WASHINGTON — In the final employment report before Tuesday’s presidential election, the Labor Department reported that specialty stores shed jobs in October as department stores and general merchandisers boosted payrolls.
Apparel and accessories stores cut a seasonally adjusted 15,600 jobs from payrolls last month to employ 1.36 million, while department stores added 2,800 jobs to employ 1.32 million. General merchandisers, a category that includes department stores and discounters, added 9,800 jobs to employ 3.22 million.
In the broader retail category, employers cut 1,100 jobs to employ 15.9 million on a seasonally adjusted basis in October.
In the overall economy, employers added 161,000 jobs, as the overall unemployment rate ticked down to 4.9 percent in October from 5 percent in September.
The improving employment picture in the overall economy is likely to add further fuel to Democrats’ argument that the policies of the Obama administration should be continued and that, come Tuesday, Hillary Clinton should be elected president. Her rival Donald Trump, on the other hand, has tapped into an overall disaffection among white males without a college degree who believe the U.S. economy has left them behind. Trump’s appeal particularly resonates in the old Rust Belt states whose economies previously relied on heavy industry.
Apparel employers cut 1,800 seasonally adjusted jobs to employ 129,800, while employment at mills making apparel fabric and yarn remained unchanged at 112,200. Textile product mills shed 2,400 jobs to employ 114,300.
Retailers have been facing other headwinds in the past several months.
“There is not a lot of pricing power right now and the second big thing has been the move of apparel sales online,” said Scott Hoyt, senior director of consumer economics at Moody’s Analytics, noting those factors have impacted employment at brick and mortar stores.
He also noted that retail sales have been weak, which weighs on hiring decisions. On a year-over-year basis through September, department store sales were down 6.4 percent, “one of the largest year-over-year declines we have seen in a while,” Hoyt said.
General merchandise stores posted a year-over-year decline of 2.5 percent in September, while sales at specialty stores were up 0.7 percent in September compared with a year ago. But Hoyt noted that specialty store sales have been down on a year-over-year basis in four of the last seven months in that sector.
Some economists said another underlying factor modestly impacting hiring practices has been the contentious presidential election.

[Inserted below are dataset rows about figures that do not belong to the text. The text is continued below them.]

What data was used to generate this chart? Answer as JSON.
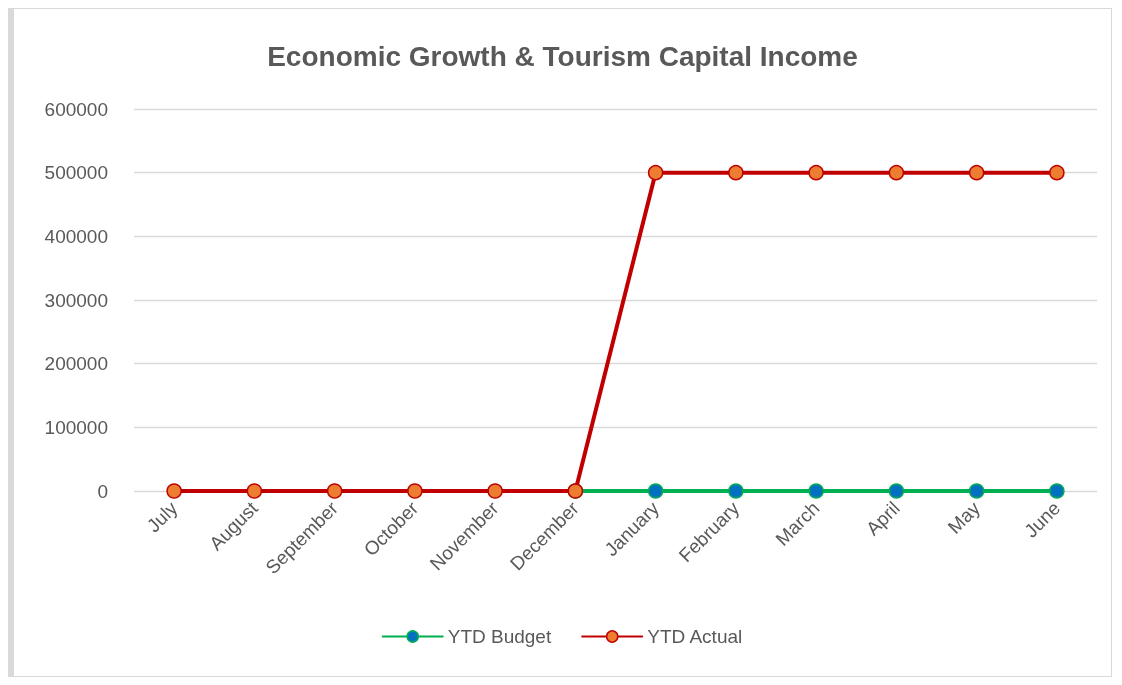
{
  "chart_data": {
    "type": "line",
    "title": "Economic Growth & Tourism Capital Income",
    "categories": [
      "July",
      "August",
      "September",
      "October",
      "November",
      "December",
      "January",
      "February",
      "March",
      "April",
      "May",
      "June"
    ],
    "series": [
      {
        "name": "YTD Budget",
        "color": "#00b050",
        "values": [
          null,
          null,
          null,
          null,
          null,
          0,
          0,
          0,
          0,
          0,
          0,
          0
        ]
      },
      {
        "name": "YTD Actual",
        "color": "#c00000",
        "values": [
          0,
          0,
          0,
          0,
          0,
          0,
          500000,
          500000,
          500000,
          500000,
          500000,
          500000
        ]
      }
    ],
    "ylim": [
      0,
      600000
    ],
    "yticks": [
      0,
      100000,
      200000,
      300000,
      400000,
      500000,
      600000
    ],
    "grid": "y",
    "legend": "bottom",
    "marker": "circle",
    "line_style": "solid"
  }
}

“It is possible it has had a small effect on hiring in the aggregate. In a period of heightened uncertainty, businesses are sometimes less likely to spend and that includes spending on new employees,” Hoyt said. “The uncertainty should be lifted if Clinton wins but it could ratchet up if Trump wins.”
“Overall workforce employment gains in October were healthy but retail jobs dipped slightly, possibly reflecting retailers adjusting for the edgy political environment, extreme weather, and record-high average temperatures,” said Jack Kleinhenz, chief economist at the National Retail Federation. “However, the jump in hourly earnings is very encouraging for the consumer spending outlook as we kick off the holiday season.”
Despite the drop in retail employment, average hourly earnings rose 2.8 percent, the largest increase since mid-2009, he noted.
Nariman Behravesh, chief economist at IHS Markit, said the October employment report was “decent but slightly below the average of the past few months.”
Behravesh said the report “confirms” that real GDP is “on track” to grow in the 2 to 5 percent range in the next year, predicting monthly gains of approximately 170,000 jobs.
He warned that a recent uptick in productivity, however, could slow down employment growth.
“The really good news in the past couple of months has been the acceleration in wage inflation,” Behravesh said. “This means that the tightening in the labor market is finally beginning to benefit workers — and will support stable consumer spending growth. This gradual acceleration in wages can be expected to continue over the next couple of years.”
Taken together, job growth, accelerating wage inflation and other positive data on the U.S. economy means that the “likelihood of a Fed rate hike in December is now very high,” he added.